Antonie or Anton Sminck Pitloo (Arnhem, 21 April or 8 May[1] 1790 – Naples, 22 June 1837) was a Dutch painter. His surname was originally Pitlo, but he added the extra "o" because he was often mistaken for an Italian while resident in Italy[2]. In Italian he is also known as Antonio van Pitloo.

Pitloo started studying painting first at Paris and then at Rome, where there was already an international artistic colony, in 1811. He took advantage of a scholarship offered by Louis Bonaparte, the King of Holland. In 1815, after the fall of Bonaparte, the scholarship payments ceased. He was then invited to Naples by the Russian diplomat and art connoisseur Count Grigory Vladimirovich Orloff (1777 – 22 June 1826).

In 1820 he married Giulia Mori and thus became a citizen of the Kingdom of the Two Sicilies. He became a lecturer at the Art Institute of Art at Naples where he specialized in pastoral painting.

Around 1826 he was living in Vicoletto del Vasto 15, with Carl Götzloff, Giacinto Gigante and Teodoro Duclere.

He remained in Naples until his death during a cholera epidemic. He was buried in the English Cemetery there.

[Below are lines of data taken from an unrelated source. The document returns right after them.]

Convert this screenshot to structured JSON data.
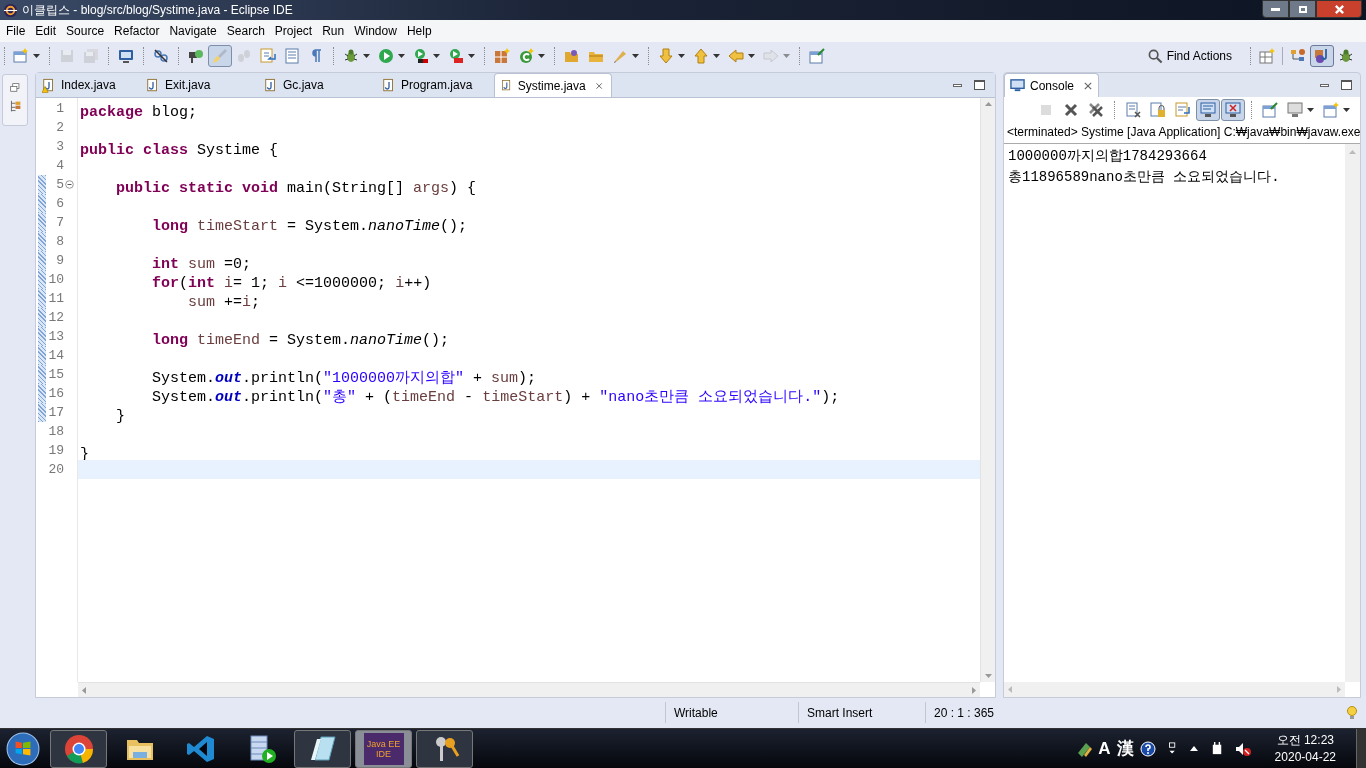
{
  "window": {
    "title": "이클립스 - blog/src/blog/Systime.java - Eclipse IDE"
  },
  "menu": [
    "File",
    "Edit",
    "Source",
    "Refactor",
    "Navigate",
    "Search",
    "Project",
    "Run",
    "Window",
    "Help"
  ],
  "toolbar": [
    {
      "kind": "new",
      "dropdown": true,
      "disabled": false,
      "pressed": false
    },
    {
      "kind": "separator"
    },
    {
      "kind": "save",
      "dropdown": false,
      "disabled": true,
      "pressed": false
    },
    {
      "kind": "saveall",
      "dropdown": false,
      "disabled": true,
      "pressed": false
    },
    {
      "kind": "separator"
    },
    {
      "kind": "terminal",
      "dropdown": false,
      "disabled": false,
      "pressed": false
    },
    {
      "kind": "separator"
    },
    {
      "kind": "unlink",
      "dropdown": false,
      "disabled": false,
      "pressed": false
    },
    {
      "kind": "separator"
    },
    {
      "kind": "annotation",
      "dropdown": false,
      "disabled": false,
      "pressed": false
    },
    {
      "kind": "brush",
      "dropdown": false,
      "disabled": false,
      "pressed": true
    },
    {
      "kind": "steps",
      "dropdown": false,
      "disabled": true,
      "pressed": false
    },
    {
      "kind": "docarrow",
      "dropdown": false,
      "disabled": false,
      "pressed": false
    },
    {
      "kind": "docblock",
      "dropdown": false,
      "disabled": false,
      "pressed": false
    },
    {
      "kind": "pilcrow",
      "dropdown": false,
      "disabled": false,
      "pressed": false
    },
    {
      "kind": "separator"
    },
    {
      "kind": "debug",
      "dropdown": true,
      "disabled": false,
      "pressed": false
    },
    {
      "kind": "run",
      "dropdown": true,
      "disabled": false,
      "pressed": false
    },
    {
      "kind": "coverage",
      "dropdown": true,
      "disabled": false,
      "pressed": false
    },
    {
      "kind": "external",
      "dropdown": true,
      "disabled": false,
      "pressed": false
    },
    {
      "kind": "separator"
    },
    {
      "kind": "package",
      "dropdown": false,
      "disabled": false,
      "pressed": false
    },
    {
      "kind": "create",
      "dropdown": true,
      "disabled": false,
      "pressed": false
    },
    {
      "kind": "separator"
    },
    {
      "kind": "folderopen",
      "dropdown": false,
      "disabled": false,
      "pressed": false
    },
    {
      "kind": "folder",
      "dropdown": false,
      "disabled": false,
      "pressed": false
    },
    {
      "kind": "pen",
      "dropdown": true,
      "disabled": false,
      "pressed": false
    },
    {
      "kind": "separator"
    },
    {
      "kind": "down",
      "dropdown": true,
      "disabled": false,
      "pressed": false
    },
    {
      "kind": "up",
      "dropdown": true,
      "disabled": false,
      "pressed": false
    },
    {
      "kind": "back",
      "dropdown": true,
      "disabled": false,
      "pressed": false
    },
    {
      "kind": "forward",
      "dropdown": true,
      "disabled": true,
      "pressed": false
    },
    {
      "kind": "separator"
    },
    {
      "kind": "pin",
      "dropdown": false,
      "disabled": false,
      "pressed": false
    }
  ],
  "find_actions": {
    "label": "Find Actions"
  },
  "perspectives": [
    {
      "kind": "open",
      "selected": false
    },
    {
      "kind": "javaee",
      "selected": false
    },
    {
      "kind": "java",
      "selected": true
    },
    {
      "kind": "debug",
      "selected": false
    }
  ],
  "editor": {
    "tabs": [
      {
        "label": "Index.java",
        "selected": false,
        "warning": true
      },
      {
        "label": "Exit.java",
        "selected": false,
        "warning": false
      },
      {
        "label": "Gc.java",
        "selected": false,
        "warning": false
      },
      {
        "label": "Program.java",
        "selected": false,
        "warning": false
      },
      {
        "label": "Systime.java",
        "selected": true,
        "warning": false
      }
    ],
    "lines": [
      {
        "number": "1",
        "changed": false,
        "tokens": [
          {
            "kind": "kw",
            "text": "package "
          },
          {
            "kind": "text",
            "text": "blog;"
          }
        ]
      },
      {
        "number": "2",
        "changed": false
      },
      {
        "number": "3",
        "changed": false,
        "tokens": [
          {
            "kind": "kw",
            "text": "public class "
          },
          {
            "kind": "text",
            "text": "Systime {"
          }
        ]
      },
      {
        "number": "4",
        "changed": false
      },
      {
        "number": "5",
        "changed": true,
        "foldable": true,
        "tokens": [
          {
            "kind": "kw",
            "text": "    public static void "
          },
          {
            "kind": "text",
            "text": "main(String[] "
          },
          {
            "kind": "var",
            "text": "args"
          },
          {
            "kind": "text",
            "text": ") {"
          }
        ]
      },
      {
        "number": "6",
        "changed": true
      },
      {
        "number": "7",
        "changed": true,
        "tokens": [
          {
            "kind": "kw",
            "text": "        long "
          },
          {
            "kind": "var",
            "text": "timeStart"
          },
          {
            "kind": "text",
            "text": " = System."
          },
          {
            "kind": "static",
            "text": "nanoTime"
          },
          {
            "kind": "text",
            "text": "();"
          }
        ]
      },
      {
        "number": "8",
        "changed": true
      },
      {
        "number": "9",
        "changed": true,
        "tokens": [
          {
            "kind": "kw",
            "text": "        int "
          },
          {
            "kind": "var",
            "text": "sum"
          },
          {
            "kind": "text",
            "text": " =0;"
          }
        ]
      },
      {
        "number": "10",
        "changed": true,
        "tokens": [
          {
            "kind": "kw",
            "text": "        for"
          },
          {
            "kind": "text",
            "text": "("
          },
          {
            "kind": "kw",
            "text": "int "
          },
          {
            "kind": "var",
            "text": "i"
          },
          {
            "kind": "text",
            "text": "= 1; "
          },
          {
            "kind": "var",
            "text": "i"
          },
          {
            "kind": "text",
            "text": " <=1000000; "
          },
          {
            "kind": "var",
            "text": "i"
          },
          {
            "kind": "text",
            "text": "++)"
          }
        ]
      },
      {
        "number": "11",
        "changed": true,
        "tokens": [
          {
            "kind": "var",
            "text": "            sum"
          },
          {
            "kind": "text",
            "text": " +="
          },
          {
            "kind": "var",
            "text": "i"
          },
          {
            "kind": "text",
            "text": ";"
          }
        ]
      },
      {
        "number": "12",
        "changed": true
      },
      {
        "number": "13",
        "changed": true,
        "tokens": [
          {
            "kind": "kw",
            "text": "        long "
          },
          {
            "kind": "var",
            "text": "timeEnd"
          },
          {
            "kind": "text",
            "text": " = System."
          },
          {
            "kind": "static",
            "text": "nanoTime"
          },
          {
            "kind": "text",
            "text": "();"
          }
        ]
      },
      {
        "number": "14",
        "changed": true
      },
      {
        "number": "15",
        "changed": true,
        "tokens": [
          {
            "kind": "text",
            "text": "        System."
          },
          {
            "kind": "field",
            "text": "out"
          },
          {
            "kind": "text",
            "text": ".println("
          },
          {
            "kind": "str",
            "text": "\"1000000까지의합\""
          },
          {
            "kind": "text",
            "text": " + "
          },
          {
            "kind": "var",
            "text": "sum"
          },
          {
            "kind": "text",
            "text": ");"
          }
        ]
      },
      {
        "number": "16",
        "changed": true,
        "tokens": [
          {
            "kind": "text",
            "text": "        System."
          },
          {
            "kind": "field",
            "text": "out"
          },
          {
            "kind": "text",
            "text": ".println("
          },
          {
            "kind": "str",
            "text": "\"총\""
          },
          {
            "kind": "text",
            "text": " + ("
          },
          {
            "kind": "var",
            "text": "timeEnd"
          },
          {
            "kind": "text",
            "text": " - "
          },
          {
            "kind": "var",
            "text": "timeStart"
          },
          {
            "kind": "text",
            "text": ") + "
          },
          {
            "kind": "str",
            "text": "\"nano초만큼 소요되었습니다.\""
          },
          {
            "kind": "text",
            "text": ");"
          }
        ]
      },
      {
        "number": "17",
        "changed": true,
        "tokens": [
          {
            "kind": "text",
            "text": "    }"
          }
        ]
      },
      {
        "number": "18",
        "changed": false
      },
      {
        "number": "19",
        "changed": false,
        "tokens": [
          {
            "kind": "text",
            "text": "}"
          }
        ]
      },
      {
        "number": "20",
        "changed": false,
        "current": true
      }
    ]
  },
  "console": {
    "tab": {
      "label": "Console",
      "selected": true
    },
    "toolbar": [
      {
        "kind": "stop",
        "dropdown": false,
        "disabled": true,
        "pressed": false
      },
      {
        "kind": "remove",
        "dropdown": false,
        "disabled": false,
        "pressed": false
      },
      {
        "kind": "removeall",
        "dropdown": false,
        "disabled": false,
        "pressed": false
      },
      {
        "kind": "separator"
      },
      {
        "kind": "clear",
        "dropdown": false,
        "disabled": false,
        "pressed": false
      },
      {
        "kind": "lock",
        "dropdown": false,
        "disabled": false,
        "pressed": false
      },
      {
        "kind": "wrap",
        "dropdown": false,
        "disabled": false,
        "pressed": false
      },
      {
        "kind": "stdout",
        "dropdown": false,
        "disabled": false,
        "pressed": true
      },
      {
        "kind": "stderr",
        "dropdown": false,
        "disabled": false,
        "pressed": true
      },
      {
        "kind": "separator"
      },
      {
        "kind": "pin",
        "dropdown": false,
        "disabled": false,
        "pressed": false
      },
      {
        "kind": "display",
        "dropdown": true,
        "disabled": false,
        "pressed": false
      },
      {
        "kind": "newconsole",
        "dropdown": true,
        "disabled": false,
        "pressed": false
      }
    ],
    "description": "<terminated> Systime [Java Application] C:₩java₩bin₩javaw.exe",
    "output": [
      "1000000까지의합1784293664",
      "총11896589nano초만큼 소요되었습니다."
    ]
  },
  "status_bar": [
    "Writable",
    "Smart Insert",
    "20 : 1 : 365"
  ],
  "taskbar": {
    "items": [
      {
        "kind": "chrome",
        "open": true,
        "selected": false
      },
      {
        "kind": "explorer",
        "open": false,
        "selected": false
      },
      {
        "kind": "vscode",
        "open": false,
        "selected": false
      },
      {
        "kind": "player",
        "open": false,
        "selected": false
      },
      {
        "kind": "notepad",
        "open": true,
        "selected": false
      },
      {
        "kind": "eclipse",
        "open": true,
        "selected": true,
        "label": [
          "Java EE",
          "IDE"
        ]
      },
      {
        "kind": "keys",
        "open": true,
        "selected": false
      }
    ],
    "tray": {
      "ime": [
        "A",
        "漢"
      ],
      "time": "오전 12:23",
      "date": "2020-04-22"
    }
  }
}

He was considered a leading exponent of the "Posillipo School" of painting. His paintings have been compared to precursors of Impressionism, some sixty years before this was invented.

References

  1. ^ Pitloo, Antonie Sminck at the Netherlands Institute for Art History
  2. ^ Giancarlo Alisio, Il Cimitero degli Inglesi, Naples, 1993, ISBN 8843545205.